Applying this meaning it is not necessary that the tenant in occupation must come in as tenant by privity of interests in the tenancy with the prior tenant who put up the structure that the latter may be deemed to be a predecessor-in-interest.
15. Language almost identical with the language of Section 3 is found in Section 5 of the Malabar Compensation for Tenants Improvements Act (Madras Act I of 1900). The relevant part of that section reads thus:
Every tenant shall on ejectment be entitled to compensation for improvements which have been made by him, his predecessor-in-interest or by any person not in occupation at the time of the ejectment who derived title from either of them and for which compensation has not already been paid.
16. In Thurpan v. Mamad Kasim Salt 17 I.C. 433 with reference to the said Section 5 of the Malabar Compensation for Tenants Improvements Act it is observed by a Division Bench of this Court:
It is quite sufficient that the improvements are on the land even if they were made by some previous occupant and it was not the case of either party that anybody except the second defendant was in occupation at the time of the suit.
17. In Kunhunni Nair v.
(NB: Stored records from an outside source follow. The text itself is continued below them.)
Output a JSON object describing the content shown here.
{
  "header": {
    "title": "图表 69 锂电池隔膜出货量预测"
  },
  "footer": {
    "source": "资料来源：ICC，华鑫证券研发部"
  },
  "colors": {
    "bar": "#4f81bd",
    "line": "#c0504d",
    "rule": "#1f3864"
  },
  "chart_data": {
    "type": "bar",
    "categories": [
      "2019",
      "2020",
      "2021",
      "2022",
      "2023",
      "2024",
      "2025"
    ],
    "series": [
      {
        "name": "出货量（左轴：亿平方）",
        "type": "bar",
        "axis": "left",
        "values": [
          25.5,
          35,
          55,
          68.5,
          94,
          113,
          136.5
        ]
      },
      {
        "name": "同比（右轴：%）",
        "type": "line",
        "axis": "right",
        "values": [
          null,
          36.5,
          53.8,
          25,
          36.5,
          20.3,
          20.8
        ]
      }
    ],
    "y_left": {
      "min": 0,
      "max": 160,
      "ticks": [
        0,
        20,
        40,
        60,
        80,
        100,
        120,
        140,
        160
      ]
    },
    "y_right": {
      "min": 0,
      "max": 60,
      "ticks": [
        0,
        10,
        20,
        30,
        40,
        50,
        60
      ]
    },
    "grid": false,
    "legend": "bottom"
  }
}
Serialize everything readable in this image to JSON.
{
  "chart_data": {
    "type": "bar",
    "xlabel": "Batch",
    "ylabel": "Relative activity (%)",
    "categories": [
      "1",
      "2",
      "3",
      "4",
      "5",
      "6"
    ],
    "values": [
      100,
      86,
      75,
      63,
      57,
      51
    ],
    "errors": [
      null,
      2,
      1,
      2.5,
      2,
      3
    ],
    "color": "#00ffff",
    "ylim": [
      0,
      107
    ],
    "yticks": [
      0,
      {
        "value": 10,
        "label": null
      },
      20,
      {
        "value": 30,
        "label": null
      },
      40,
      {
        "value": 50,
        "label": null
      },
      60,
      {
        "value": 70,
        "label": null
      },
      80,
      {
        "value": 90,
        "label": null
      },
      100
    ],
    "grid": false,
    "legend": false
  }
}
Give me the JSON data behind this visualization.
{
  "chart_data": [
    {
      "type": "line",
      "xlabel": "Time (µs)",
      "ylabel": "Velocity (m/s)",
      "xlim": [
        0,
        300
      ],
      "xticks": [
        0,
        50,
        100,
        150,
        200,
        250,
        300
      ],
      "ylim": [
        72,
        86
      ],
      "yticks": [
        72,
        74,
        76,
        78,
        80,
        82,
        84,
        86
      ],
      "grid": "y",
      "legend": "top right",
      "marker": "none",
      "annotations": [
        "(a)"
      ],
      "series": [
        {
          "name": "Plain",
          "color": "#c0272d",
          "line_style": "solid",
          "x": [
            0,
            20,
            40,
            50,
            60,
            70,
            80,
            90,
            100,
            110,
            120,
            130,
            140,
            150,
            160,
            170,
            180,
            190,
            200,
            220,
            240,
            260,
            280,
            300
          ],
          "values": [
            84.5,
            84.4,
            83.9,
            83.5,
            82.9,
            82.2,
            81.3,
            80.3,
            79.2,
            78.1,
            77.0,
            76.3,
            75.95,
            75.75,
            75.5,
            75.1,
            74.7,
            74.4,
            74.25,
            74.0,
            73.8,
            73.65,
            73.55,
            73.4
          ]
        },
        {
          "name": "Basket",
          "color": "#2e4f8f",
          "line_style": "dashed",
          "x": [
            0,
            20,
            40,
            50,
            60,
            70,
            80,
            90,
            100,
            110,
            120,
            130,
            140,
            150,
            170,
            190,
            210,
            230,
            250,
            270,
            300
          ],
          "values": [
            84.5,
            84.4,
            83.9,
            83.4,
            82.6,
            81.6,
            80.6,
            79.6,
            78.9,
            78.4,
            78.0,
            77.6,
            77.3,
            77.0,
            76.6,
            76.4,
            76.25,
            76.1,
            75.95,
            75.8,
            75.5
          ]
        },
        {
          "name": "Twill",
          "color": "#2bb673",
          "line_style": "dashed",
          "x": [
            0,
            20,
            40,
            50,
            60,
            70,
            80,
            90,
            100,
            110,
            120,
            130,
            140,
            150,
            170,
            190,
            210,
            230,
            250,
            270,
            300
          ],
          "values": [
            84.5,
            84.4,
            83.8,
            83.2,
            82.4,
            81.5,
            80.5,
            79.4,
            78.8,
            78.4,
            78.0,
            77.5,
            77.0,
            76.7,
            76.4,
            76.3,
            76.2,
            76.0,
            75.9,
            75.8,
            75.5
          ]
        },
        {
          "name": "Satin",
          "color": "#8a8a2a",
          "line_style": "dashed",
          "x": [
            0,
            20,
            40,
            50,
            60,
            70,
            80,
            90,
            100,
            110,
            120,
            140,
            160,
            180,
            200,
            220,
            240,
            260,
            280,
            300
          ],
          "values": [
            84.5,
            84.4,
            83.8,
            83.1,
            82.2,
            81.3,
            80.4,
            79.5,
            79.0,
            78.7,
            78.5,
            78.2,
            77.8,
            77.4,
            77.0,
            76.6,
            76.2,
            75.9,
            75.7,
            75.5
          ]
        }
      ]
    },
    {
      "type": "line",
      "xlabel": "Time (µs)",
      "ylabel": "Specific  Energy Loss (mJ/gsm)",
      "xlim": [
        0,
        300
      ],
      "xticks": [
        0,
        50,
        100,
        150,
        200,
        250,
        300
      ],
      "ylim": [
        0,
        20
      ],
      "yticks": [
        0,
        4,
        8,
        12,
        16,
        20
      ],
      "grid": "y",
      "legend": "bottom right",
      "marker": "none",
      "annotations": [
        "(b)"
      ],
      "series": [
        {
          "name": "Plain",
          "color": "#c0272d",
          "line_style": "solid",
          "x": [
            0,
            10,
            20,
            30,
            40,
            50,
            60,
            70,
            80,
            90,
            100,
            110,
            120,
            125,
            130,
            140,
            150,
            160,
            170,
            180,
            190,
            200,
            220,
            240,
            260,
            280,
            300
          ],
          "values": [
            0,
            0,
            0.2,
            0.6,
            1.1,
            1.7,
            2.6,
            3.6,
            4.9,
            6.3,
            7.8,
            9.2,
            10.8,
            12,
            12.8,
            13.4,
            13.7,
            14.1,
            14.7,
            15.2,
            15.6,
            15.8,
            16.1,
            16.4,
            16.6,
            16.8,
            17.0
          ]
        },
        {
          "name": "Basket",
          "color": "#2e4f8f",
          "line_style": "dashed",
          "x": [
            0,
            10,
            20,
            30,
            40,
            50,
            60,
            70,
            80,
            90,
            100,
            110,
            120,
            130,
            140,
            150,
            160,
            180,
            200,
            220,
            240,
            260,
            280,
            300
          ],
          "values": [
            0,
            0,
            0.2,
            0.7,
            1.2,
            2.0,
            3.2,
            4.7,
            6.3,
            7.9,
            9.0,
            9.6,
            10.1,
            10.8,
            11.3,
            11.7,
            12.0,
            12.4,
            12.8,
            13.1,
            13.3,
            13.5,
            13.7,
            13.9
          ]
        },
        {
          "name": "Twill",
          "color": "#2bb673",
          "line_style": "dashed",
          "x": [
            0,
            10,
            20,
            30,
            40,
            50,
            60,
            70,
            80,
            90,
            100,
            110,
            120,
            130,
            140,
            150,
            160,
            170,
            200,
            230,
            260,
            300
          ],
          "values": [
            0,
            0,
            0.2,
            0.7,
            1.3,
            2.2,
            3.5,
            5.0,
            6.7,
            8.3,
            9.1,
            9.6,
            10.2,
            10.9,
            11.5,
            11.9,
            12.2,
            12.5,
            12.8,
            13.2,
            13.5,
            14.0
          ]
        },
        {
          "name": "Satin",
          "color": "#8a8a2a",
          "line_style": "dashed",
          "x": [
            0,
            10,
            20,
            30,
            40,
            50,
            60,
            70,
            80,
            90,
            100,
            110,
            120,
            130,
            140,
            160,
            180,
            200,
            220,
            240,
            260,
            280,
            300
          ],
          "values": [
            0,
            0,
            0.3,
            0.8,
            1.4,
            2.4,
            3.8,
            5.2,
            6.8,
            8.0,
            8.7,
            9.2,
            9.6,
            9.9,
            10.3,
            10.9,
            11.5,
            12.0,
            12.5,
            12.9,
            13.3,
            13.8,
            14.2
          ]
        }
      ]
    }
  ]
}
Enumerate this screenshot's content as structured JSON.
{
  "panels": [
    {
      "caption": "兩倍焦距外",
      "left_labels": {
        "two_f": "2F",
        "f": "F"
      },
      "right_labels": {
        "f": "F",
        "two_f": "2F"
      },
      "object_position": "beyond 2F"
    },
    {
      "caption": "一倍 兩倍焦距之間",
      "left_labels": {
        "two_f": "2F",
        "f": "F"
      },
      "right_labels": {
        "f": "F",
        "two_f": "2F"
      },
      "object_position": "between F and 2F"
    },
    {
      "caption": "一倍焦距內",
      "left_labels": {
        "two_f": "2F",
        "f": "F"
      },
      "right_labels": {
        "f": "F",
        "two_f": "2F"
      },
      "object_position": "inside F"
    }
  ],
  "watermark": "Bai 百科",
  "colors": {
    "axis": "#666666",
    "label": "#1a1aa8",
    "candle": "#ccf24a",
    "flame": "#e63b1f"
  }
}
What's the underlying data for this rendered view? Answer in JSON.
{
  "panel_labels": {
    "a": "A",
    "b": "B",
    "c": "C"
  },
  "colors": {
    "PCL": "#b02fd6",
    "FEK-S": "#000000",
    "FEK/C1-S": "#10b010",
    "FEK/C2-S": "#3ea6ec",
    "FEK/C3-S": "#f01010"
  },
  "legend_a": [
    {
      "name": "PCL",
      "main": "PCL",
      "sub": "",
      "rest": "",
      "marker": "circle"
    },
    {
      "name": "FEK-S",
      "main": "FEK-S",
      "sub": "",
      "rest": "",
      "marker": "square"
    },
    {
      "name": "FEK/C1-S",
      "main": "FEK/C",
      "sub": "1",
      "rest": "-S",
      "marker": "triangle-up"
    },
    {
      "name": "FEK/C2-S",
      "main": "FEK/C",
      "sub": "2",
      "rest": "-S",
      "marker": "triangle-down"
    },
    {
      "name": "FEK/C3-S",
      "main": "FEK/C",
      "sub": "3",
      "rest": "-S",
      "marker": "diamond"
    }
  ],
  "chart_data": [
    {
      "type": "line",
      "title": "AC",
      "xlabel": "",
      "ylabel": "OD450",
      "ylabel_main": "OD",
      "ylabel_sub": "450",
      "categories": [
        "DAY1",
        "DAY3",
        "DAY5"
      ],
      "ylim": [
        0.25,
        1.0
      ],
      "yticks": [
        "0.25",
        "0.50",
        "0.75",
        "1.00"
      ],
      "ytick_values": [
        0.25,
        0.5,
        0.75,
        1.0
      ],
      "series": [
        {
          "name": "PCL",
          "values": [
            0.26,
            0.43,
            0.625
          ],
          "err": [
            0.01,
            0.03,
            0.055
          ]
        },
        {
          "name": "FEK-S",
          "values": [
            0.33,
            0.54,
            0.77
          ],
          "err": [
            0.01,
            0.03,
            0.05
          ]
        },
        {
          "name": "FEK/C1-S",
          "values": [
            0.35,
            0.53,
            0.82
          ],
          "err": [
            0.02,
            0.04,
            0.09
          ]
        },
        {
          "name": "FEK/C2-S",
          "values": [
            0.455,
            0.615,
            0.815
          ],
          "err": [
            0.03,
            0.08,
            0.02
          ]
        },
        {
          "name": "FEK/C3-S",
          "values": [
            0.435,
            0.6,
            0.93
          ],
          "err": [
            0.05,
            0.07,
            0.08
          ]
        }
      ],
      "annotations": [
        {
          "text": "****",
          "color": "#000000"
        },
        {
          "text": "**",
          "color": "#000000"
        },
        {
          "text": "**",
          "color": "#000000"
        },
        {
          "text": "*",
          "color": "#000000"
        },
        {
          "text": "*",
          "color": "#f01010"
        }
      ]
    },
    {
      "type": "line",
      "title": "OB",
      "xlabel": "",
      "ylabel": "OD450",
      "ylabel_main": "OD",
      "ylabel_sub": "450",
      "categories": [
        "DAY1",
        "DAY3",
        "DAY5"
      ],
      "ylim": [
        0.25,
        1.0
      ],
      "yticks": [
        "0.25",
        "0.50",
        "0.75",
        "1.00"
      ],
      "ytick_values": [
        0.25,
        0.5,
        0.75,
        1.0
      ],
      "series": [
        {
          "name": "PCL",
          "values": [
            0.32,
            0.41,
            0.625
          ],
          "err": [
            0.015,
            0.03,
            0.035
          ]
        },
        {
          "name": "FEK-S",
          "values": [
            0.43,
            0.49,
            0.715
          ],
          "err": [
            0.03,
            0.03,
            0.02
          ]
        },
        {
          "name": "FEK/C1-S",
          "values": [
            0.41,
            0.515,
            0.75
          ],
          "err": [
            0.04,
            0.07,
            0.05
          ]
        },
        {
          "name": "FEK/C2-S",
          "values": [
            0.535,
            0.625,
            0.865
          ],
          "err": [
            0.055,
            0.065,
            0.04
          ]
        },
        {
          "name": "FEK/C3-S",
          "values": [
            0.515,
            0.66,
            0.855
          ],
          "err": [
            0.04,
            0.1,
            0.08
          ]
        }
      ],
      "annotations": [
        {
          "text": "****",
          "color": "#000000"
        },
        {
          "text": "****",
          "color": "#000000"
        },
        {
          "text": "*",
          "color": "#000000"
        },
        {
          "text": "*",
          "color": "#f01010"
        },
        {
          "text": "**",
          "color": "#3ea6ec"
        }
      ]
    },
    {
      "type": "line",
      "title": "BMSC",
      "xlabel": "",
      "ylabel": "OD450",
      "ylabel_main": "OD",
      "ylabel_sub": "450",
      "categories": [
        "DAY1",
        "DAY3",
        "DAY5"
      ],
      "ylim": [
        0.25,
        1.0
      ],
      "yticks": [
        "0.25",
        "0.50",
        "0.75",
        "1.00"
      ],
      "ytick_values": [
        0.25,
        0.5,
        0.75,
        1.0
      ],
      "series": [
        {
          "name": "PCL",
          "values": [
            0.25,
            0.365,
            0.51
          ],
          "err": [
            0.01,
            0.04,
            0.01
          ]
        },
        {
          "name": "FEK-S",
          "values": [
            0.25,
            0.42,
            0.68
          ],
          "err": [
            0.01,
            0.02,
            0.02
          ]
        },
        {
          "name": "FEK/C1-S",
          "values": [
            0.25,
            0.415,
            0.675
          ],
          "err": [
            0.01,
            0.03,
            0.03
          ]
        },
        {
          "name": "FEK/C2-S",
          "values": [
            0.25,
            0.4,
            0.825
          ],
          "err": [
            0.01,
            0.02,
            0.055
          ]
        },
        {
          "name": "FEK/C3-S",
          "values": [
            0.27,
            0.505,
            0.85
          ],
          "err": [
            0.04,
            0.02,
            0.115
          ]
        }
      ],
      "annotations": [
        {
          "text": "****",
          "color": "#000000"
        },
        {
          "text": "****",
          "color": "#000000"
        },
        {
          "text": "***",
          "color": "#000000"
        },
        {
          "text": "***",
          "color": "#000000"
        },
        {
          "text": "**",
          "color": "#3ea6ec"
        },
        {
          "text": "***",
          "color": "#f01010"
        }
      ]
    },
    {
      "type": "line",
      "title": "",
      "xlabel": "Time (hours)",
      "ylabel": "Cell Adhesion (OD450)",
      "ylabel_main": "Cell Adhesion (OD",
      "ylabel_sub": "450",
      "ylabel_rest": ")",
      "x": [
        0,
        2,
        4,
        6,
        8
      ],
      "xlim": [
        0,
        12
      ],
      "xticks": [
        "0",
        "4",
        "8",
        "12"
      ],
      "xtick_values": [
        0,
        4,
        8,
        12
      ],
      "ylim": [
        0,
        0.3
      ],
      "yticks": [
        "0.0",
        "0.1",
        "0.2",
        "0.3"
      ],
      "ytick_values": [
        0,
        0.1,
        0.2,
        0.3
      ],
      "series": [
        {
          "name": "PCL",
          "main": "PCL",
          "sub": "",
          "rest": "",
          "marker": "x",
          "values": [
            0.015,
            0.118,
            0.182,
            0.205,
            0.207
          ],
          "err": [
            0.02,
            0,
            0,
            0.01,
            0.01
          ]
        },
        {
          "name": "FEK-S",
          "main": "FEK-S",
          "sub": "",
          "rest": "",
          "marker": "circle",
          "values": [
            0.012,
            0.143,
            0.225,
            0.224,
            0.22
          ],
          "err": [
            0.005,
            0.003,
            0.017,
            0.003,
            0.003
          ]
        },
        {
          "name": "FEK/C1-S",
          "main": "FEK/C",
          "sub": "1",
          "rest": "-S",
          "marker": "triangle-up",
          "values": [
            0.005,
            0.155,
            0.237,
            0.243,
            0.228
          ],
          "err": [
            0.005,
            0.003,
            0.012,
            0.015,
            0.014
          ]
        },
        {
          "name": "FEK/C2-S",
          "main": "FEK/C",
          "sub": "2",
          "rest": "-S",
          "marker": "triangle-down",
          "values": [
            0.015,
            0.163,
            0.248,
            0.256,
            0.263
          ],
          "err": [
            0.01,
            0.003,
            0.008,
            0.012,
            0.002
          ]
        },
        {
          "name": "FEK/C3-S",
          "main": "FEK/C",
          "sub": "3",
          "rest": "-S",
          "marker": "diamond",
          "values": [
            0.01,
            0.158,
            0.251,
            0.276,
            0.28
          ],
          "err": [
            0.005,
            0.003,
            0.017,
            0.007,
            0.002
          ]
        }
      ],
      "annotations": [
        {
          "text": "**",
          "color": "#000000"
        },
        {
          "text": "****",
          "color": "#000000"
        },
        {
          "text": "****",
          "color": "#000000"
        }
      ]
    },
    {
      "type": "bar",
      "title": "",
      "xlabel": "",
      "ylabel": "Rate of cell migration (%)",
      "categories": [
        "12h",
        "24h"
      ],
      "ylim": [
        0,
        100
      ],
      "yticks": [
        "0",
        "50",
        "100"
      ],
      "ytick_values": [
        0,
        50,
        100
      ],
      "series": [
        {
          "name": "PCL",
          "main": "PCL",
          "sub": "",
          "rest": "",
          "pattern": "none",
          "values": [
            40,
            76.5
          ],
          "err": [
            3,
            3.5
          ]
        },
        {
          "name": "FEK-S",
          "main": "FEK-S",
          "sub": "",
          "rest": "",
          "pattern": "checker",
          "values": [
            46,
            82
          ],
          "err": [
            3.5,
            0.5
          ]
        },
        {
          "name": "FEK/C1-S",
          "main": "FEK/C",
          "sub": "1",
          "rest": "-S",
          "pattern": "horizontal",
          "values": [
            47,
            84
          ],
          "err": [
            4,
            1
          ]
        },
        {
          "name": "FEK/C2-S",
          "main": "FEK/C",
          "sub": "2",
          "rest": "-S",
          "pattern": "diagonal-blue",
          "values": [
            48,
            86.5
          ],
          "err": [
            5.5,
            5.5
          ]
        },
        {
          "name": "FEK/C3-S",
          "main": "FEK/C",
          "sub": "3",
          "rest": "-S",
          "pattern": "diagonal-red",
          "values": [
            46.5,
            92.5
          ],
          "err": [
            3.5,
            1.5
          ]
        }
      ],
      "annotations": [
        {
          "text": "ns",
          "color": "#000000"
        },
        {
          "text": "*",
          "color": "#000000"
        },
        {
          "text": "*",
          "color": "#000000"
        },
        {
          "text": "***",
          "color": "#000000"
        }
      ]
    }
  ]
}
Raman Menon (1929) 54 M.L.J. 179 another Division Bench decision while considering the meaning of the expression 'Predecessor-in-interest' in the said Section 5, the following observations of Mr. Justice Sundara Ayyar in his Malabar Law were accepted:
The words cannot be said to adequately describe the class of persons for whose improvements the tenant in possession is entitled to claim compensation. Unless the word ' Predecessor-in-interest' is understood in a somewhat loose way, the section may not include many cases which must obviously have been intended to come within it. To cover obvious cases it may be necessary to understand the word 'Predecessor-in-interest' as the derivation of the word suggests as meaning 'one that went before him in interest' , some 'tenant' as understood by the Act who preceded him in occupation either immediately or immediately through others without the continuity being broken up by the intervention of the plaintiff.
18. In my view, the same wide meaning should be given to the word 'Predecessor in-interest' in Section 3 of the Act. The fact that it is not found in this case that the respondent is not an assignee of the tenancy from Thulukanathammal is therefore immaterial. Both the definition of tenant as well as the scope of Section 3 are wide in their terms and would clearly take in a person like the respondent who has been found to be the owner of the superstructure, and a tenant of the land prior to the 10th of September, 1955. If that much is found, it follows that he will be entitled to apply for sale of the land under Section 9 of the Act.
19. I see no reason to differ from the determination of the lower Court that the respondent is entitled to the benefits of the Madras City Tenants Protection Act and that he is entitled to relief under Section 9 of the Act. The order remanding the matter to the Court of first instance for appropriate further steps under the Madras City Tenants Protection Act has therefore to stand. The revision fails and is (dismissed and in the circumstances there will be no order as to costs.